The State, however, is not an abstraction. For English people it means the United Kingdom; and if an Englishman wants to realise what he owes to his country let him look back through its history and see how all that he values in the character of the men he most admires and all that is best in himself has gradually been created and realised through the ceaseless effort of his forefathers, carried on continuously from the time when the first Englishman crossed the North Sea until the present day. Other nations have their types of conduct, perhaps as good as our own, but Englishmen value, and rightly value, the ideals particularly associated with the life of their own country. Perhaps two of the commonest expressions convey peculiarly English views of character. We talk of "fair play" as the essence of just dealing between man and man. It is a conception we have developed from the national games. We describe ideal conduct as that of a gentleman. It is a condensation of the best part of English history, and a search for a definition of the function of Great Britain in the moral economy of the world will hardly find a better answer than that it is to stamp upon every subject of the King the character implied in these two expressions. Suppose the British State to be overthrown or to drop from its place among the great Powers of the world, these ideals of character would be discredited and their place would be taken by others.

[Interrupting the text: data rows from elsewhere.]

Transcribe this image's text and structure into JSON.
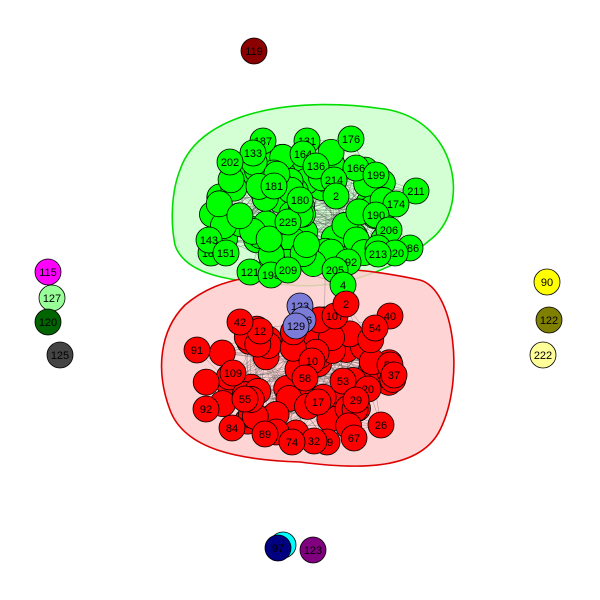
{
  "colors": {
    "green_cluster_fill": "#00ff00",
    "green_cluster_stroke": "#00cc00",
    "red_cluster_fill": "#ff0000",
    "red_cluster_stroke": "#e00000",
    "hull_green_fill": "#ccffcc",
    "hull_red_fill": "#ffcccc",
    "blue_cluster_fill": "#7b7bd8",
    "edge": "#555555"
  },
  "isolates": [
    {
      "id": "119",
      "color": "#8b0000"
    },
    {
      "id": "115",
      "color": "#ff00ff"
    },
    {
      "id": "127",
      "color": "#99ff99"
    },
    {
      "id": "120",
      "color": "#006400"
    },
    {
      "id": "125",
      "color": "#444444"
    },
    {
      "id": "90",
      "color": "#ffff00"
    },
    {
      "id": "122",
      "color": "#808000"
    },
    {
      "id": "222",
      "color": "#ffff99"
    },
    {
      "id": "123",
      "color": "#800080"
    },
    {
      "id": "97",
      "color": "#000080",
      "overlap": "#00ffff"
    }
  ],
  "green_cluster": {
    "labeled": [
      "187",
      "131",
      "176",
      "133",
      "164",
      "136",
      "202",
      "166",
      "199",
      "214",
      "211",
      "174",
      "190",
      "206",
      "186",
      "217",
      "220",
      "213",
      "192",
      "189",
      "143",
      "151",
      "121",
      "198",
      "209",
      "205",
      "4",
      "225",
      "181",
      "180",
      "2"
    ],
    "unlabeled_count": 80
  },
  "red_cluster": {
    "labeled": [
      "91",
      "107",
      "40",
      "54",
      "52",
      "37",
      "26",
      "67",
      "49",
      "32",
      "74",
      "89",
      "84",
      "92",
      "109",
      "55",
      "53",
      "20",
      "29",
      "2",
      "10",
      "12",
      "17",
      "58",
      "42"
    ],
    "unlabeled_count": 65
  },
  "blue_cluster": {
    "labeled": [
      "123",
      "126",
      "129"
    ]
  }
}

The justification of the constraint exercised by the State upon its own citizens is the necessity for security, the obligation of self-defence, which arises from the fact that outside the State there are other States, each endowed like itself with sovereignty, each of them maintaining by force its conception of right. The power of the State over its own subjects is thus in the last resort a consequence of the existence of other States. Upon the competition between them rests the order of the world. It is a competition extending to every sphere of life and in its acute form takes the shape of war, a struggle for existence, for the mastery or for right.